Data is fuel — invest more in the engine
So let’s circle back to where we started.
In the face of all this data mania in marketing, the real revolution is shaping a data-driven organization. Wrangling big data is an important part of that, but big testing and big experience are the ways in which that data lead is turned into customer gold. While there is certainly cool technology available to power that entire “big stack,” the biggest part of embracing this revolution will be shifting your organizational structure, behavior, and culture to truly leverage it.

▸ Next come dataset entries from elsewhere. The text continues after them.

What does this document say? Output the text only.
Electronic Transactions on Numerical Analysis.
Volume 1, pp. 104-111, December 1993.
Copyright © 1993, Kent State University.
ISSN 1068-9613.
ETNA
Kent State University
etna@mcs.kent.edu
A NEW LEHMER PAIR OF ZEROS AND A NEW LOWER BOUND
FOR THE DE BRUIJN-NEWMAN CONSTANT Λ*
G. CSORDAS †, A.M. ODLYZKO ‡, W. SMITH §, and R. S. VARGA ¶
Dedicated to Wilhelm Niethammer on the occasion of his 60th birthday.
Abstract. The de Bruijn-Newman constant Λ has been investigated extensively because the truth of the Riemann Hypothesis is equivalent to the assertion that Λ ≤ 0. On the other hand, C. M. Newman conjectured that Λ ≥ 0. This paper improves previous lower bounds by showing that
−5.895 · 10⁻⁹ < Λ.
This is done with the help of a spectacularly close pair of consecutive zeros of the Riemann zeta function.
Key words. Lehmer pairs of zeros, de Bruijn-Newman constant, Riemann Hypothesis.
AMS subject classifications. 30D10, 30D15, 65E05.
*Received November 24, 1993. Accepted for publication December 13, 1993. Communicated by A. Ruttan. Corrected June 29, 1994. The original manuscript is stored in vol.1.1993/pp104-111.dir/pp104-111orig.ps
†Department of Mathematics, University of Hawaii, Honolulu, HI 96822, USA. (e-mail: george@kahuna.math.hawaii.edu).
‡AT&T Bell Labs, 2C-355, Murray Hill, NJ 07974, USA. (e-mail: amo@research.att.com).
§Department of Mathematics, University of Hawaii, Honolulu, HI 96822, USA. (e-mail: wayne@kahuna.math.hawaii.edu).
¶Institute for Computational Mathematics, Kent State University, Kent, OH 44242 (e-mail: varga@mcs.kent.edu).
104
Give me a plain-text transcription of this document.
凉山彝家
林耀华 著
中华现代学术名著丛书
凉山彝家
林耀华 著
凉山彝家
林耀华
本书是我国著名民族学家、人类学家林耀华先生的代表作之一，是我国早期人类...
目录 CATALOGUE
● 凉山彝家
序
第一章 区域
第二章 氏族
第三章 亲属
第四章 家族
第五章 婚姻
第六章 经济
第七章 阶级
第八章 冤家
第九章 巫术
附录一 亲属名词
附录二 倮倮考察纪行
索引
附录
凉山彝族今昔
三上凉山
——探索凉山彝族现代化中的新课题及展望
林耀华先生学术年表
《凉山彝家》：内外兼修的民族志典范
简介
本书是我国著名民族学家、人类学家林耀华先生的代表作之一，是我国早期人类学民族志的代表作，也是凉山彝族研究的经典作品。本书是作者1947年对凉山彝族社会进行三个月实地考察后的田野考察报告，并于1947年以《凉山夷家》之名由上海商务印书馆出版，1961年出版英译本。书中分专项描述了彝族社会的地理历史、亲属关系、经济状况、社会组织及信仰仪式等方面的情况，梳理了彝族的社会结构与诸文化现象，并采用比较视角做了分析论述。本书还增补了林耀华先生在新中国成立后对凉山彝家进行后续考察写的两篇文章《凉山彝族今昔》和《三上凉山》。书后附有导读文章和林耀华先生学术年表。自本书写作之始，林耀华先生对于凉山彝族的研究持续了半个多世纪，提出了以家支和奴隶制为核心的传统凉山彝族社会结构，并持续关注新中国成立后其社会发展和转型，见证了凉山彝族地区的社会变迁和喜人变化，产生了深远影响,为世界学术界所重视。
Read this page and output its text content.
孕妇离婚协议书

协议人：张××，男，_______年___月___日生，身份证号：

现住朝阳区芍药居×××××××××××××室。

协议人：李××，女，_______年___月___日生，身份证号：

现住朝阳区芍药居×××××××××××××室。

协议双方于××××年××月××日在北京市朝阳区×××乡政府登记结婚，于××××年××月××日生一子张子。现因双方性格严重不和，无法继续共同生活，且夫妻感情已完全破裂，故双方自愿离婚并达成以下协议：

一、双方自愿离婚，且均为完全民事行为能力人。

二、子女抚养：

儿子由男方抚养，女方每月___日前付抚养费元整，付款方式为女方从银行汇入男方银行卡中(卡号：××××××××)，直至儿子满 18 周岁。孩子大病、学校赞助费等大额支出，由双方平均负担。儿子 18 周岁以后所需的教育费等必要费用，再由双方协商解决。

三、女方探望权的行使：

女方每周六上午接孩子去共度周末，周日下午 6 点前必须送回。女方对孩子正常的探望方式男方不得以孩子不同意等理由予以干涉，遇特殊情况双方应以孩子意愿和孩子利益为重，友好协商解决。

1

Let me wrap up with this analogy:
Data is like fuel. It’s certainly valuable, and there’s a big industry emerging around the extraction, refinement, and distribution of that fuel. Hey, Exxon Mobil is a $400 billion mega-corporation.
But the big oil companies would be nearly worthless without the transportation industry. Because it’s the engines and the cars and the jet airplanes that use that fuel to move the world. An engine without fuel is fairly useless; but a barrel of fuel without an engine is equally pointless.
It’s only the two together — the fuel and the engine — that unleash the potential of both.
If you want to really harness the power of big data, build the organizational engine to use it. That’s the bigger future that marketing is headed towards. And it will be as big of a worldwide revolution as the rise of the Internet.